The lip plate 36 is likewise integrally formed with the main tube and extends in a curved path outwardly and downwardly from the main tube. The plate 36 has a generally trapezoidal configuration with the major base 38 being located at the point of juncture with the main tube and being approximately centered with respect to the location of extensions 32 and 34. The flap then tapers down to the minor base 40 of the trapezoid which is the free end of the lip flap. The physical dimensions of the lip plate given in the preceding paragraph are those utilized in a presently preferred embodiment. Depending on the specific application for the cannula, e.g., pediatric use, the thickness of the plate can be changed and the curvature adjusted to control the angle with respect to a reference point such as a vertical plane which the nasal extensions assume when placed on a patient.

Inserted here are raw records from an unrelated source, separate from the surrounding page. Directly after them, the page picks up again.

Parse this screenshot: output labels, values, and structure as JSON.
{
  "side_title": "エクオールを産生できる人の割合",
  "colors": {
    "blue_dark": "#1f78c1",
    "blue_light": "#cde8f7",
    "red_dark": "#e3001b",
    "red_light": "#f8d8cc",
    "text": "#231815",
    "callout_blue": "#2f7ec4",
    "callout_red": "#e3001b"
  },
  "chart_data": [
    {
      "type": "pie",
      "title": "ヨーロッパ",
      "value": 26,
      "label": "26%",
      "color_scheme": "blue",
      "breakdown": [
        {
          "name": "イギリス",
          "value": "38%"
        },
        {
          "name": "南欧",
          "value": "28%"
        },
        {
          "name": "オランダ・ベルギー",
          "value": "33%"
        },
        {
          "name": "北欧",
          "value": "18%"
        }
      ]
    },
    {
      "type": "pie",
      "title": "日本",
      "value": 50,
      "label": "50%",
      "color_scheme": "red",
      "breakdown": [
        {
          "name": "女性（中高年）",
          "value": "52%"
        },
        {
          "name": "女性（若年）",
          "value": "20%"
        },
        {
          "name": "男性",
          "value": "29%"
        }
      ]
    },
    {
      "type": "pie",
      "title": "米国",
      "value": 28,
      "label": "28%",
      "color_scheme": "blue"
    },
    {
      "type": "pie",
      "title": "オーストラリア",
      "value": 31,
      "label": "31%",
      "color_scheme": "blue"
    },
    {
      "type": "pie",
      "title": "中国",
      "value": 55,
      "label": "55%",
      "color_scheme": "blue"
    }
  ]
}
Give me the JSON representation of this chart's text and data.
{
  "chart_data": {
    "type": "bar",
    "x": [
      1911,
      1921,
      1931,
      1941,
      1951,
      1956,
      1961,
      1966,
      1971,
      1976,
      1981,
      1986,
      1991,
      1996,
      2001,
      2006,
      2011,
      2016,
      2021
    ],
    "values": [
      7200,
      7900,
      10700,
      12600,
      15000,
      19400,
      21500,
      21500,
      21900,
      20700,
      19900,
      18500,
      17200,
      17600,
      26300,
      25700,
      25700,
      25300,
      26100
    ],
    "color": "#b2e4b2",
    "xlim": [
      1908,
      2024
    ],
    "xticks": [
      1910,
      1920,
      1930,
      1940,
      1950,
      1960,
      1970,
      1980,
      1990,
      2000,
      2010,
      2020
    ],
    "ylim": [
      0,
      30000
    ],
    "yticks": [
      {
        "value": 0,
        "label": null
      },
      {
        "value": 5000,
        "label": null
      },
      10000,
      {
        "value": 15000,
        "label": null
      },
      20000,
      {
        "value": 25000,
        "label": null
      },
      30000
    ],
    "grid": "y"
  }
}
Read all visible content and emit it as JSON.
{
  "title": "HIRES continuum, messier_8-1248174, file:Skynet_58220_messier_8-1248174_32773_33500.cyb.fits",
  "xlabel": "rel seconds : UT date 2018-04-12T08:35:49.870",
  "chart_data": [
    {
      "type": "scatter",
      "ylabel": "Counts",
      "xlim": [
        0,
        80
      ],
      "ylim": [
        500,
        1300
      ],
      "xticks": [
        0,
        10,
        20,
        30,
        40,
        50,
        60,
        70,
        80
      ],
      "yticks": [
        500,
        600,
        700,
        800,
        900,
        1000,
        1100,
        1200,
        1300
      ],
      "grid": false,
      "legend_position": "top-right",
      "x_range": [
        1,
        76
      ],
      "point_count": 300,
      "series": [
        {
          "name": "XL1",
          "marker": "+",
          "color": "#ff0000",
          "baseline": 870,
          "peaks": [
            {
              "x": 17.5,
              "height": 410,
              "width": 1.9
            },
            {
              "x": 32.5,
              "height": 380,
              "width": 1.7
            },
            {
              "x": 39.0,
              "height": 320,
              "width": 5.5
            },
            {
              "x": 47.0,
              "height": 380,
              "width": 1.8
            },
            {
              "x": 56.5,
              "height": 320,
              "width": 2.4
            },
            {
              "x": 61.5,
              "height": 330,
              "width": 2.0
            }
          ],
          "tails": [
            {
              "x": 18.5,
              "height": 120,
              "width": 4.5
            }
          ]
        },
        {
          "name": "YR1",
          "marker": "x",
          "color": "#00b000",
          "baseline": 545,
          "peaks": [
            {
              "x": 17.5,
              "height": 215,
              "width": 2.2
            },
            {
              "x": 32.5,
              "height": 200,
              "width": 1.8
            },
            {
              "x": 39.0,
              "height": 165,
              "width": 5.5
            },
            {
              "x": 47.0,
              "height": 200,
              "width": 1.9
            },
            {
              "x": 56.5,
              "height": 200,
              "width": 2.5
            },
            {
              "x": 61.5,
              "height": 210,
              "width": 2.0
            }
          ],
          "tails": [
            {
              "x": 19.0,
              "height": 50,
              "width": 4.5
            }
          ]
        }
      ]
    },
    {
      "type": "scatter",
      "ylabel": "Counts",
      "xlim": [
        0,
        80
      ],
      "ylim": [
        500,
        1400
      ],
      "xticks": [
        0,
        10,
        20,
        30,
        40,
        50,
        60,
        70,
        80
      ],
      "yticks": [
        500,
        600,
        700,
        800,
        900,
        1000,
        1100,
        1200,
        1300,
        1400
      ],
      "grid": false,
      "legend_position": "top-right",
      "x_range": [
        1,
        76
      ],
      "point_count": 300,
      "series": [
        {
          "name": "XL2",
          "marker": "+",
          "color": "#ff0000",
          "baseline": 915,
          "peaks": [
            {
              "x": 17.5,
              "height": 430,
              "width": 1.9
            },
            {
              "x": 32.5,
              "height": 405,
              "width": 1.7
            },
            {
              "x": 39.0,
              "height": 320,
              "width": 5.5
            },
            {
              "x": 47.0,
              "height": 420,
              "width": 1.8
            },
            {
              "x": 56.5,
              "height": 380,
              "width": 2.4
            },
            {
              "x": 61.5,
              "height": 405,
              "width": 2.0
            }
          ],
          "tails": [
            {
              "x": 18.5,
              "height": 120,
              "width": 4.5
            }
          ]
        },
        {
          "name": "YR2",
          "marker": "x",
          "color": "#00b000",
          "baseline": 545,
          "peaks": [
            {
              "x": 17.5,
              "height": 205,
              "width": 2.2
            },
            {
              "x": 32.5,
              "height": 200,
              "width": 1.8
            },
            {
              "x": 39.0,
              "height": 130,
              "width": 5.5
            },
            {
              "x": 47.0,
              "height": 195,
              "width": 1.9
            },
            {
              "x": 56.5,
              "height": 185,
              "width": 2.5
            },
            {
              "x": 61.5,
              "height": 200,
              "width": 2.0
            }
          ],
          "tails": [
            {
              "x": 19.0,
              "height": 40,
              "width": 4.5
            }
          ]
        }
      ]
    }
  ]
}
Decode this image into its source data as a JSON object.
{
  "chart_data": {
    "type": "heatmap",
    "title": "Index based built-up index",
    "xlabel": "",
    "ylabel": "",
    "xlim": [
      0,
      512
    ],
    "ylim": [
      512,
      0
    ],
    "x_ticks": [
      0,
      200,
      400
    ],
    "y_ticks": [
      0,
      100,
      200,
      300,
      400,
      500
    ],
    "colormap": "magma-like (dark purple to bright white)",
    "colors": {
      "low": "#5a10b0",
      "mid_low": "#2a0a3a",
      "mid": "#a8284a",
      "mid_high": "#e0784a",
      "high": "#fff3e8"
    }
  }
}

The cannula 41 of FIG. 5 illustrates an alternate embodiment for the cannula of the present invention. Where preference of the patient or therapist dictates or use is intended on a patient with relatively small nostrils, nasal extensions 42, 44 are provided without a flared free end. The extensions are hollow as before and communicate with the interior of the main tube, but in this case have the configuration of a right cylinder. A lip plate 46 is again integrally formed with the cannula body and the ends 48, 50 of the main tubular portion of the cannula are open for connection to fluid supply lines (not shown).
By selecting the proper softness for the nasal cannula material, a non-irritating, precisely positioned, disposable cannula is provided by the present invention enabling safe, noncontaminating, efficient administration of fluids to a patient.